God does care about us, of course. His healing power is woven into the very fabric of this world, always available to us as we heed its beckoning. On occasion, it even enters our lives, unbidden. But God doesn't require any particular ritual or faith practice. It is us who need those to know Him. 

Likewise, our gratefulness, our calls for help, our attempts to live a faithful life are not some spiritual tax we owe. Their purpose is to guide us into life abundant. Out of abundance, our songs of praise arise naturally.

May 16, 2014

Faith of experience, faith of practice

The other night, as I walked down the outside stairs of the building I work in, bathing in the red glow of the setting sun that reflected from the walls and illuminated the cityscape while blades of grass were shivering in the odd spring cold, I caught a glimpse of why I've (again) become discouraged with this blog.

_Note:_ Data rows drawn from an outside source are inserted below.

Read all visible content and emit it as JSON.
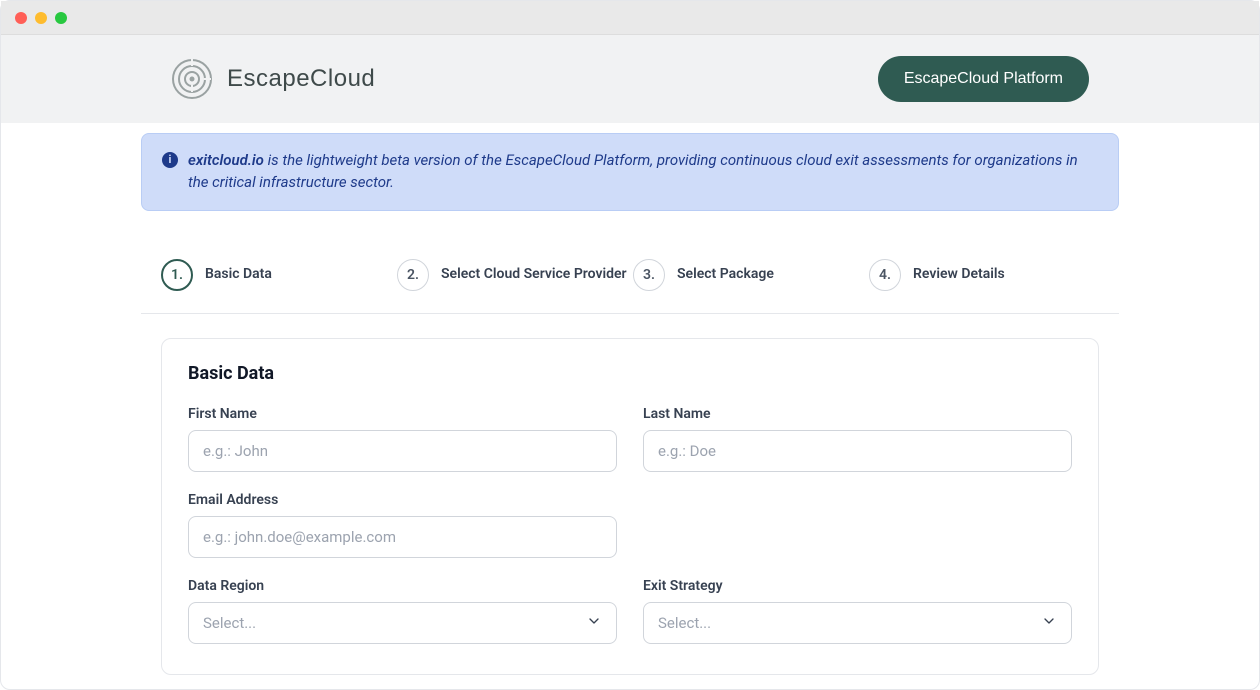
{
  "brand": {
    "name": "EscapeCloud"
  },
  "header": {
    "platform_button": "EscapeCloud Platform"
  },
  "banner": {
    "text_prefix": "exitcloud.io",
    "text_rest": " is the lightweight beta version of the EscapeCloud Platform, providing continuous cloud exit assessments for organizations in the critical infrastructure sector."
  },
  "stepper": {
    "s1": {
      "num": "1.",
      "label": "Basic Data"
    },
    "s2": {
      "num": "2.",
      "label": "Select Cloud Service Provider"
    },
    "s3": {
      "num": "3.",
      "label": "Select Package"
    },
    "s4": {
      "num": "4.",
      "label": "Review Details"
    }
  },
  "form": {
    "title": "Basic Data",
    "first_name": {
      "label": "First Name",
      "placeholder": "e.g.: John",
      "value": ""
    },
    "last_name": {
      "label": "Last Name",
      "placeholder": "e.g.: Doe",
      "value": ""
    },
    "email": {
      "label": "Email Address",
      "placeholder": "e.g.: john.doe@example.com",
      "value": ""
    },
    "data_region": {
      "label": "Data Region",
      "selected": "Select..."
    },
    "exit_strategy": {
      "label": "Exit Strategy",
      "selected": "Select..."
    }
  }
}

What I've been doing here, mostly subconsciously, is try to share my experience of God in the hope of arriving at a way of thinking about God. Both has failed: for God cannot be captured or preempted in words. We have to experience Him in and through our lives: and experience constantly changes, it morphs, grows, and matures. On top of that, we all experience and think about God in different ways. What really matters is not so much what we say or think but that we integrate our experience, that we make it our home in Eternity.

In brief, what I've really been looking for was a way of practicing faith, and I may have found one. More on that later. In the meantime, may the Spirit be with you. He is there: in the splendor of morning's first rays, the darkening trek of clouds at dusk, the unrelenting heat of noon and the silence of midnight. All it takes to see is listening.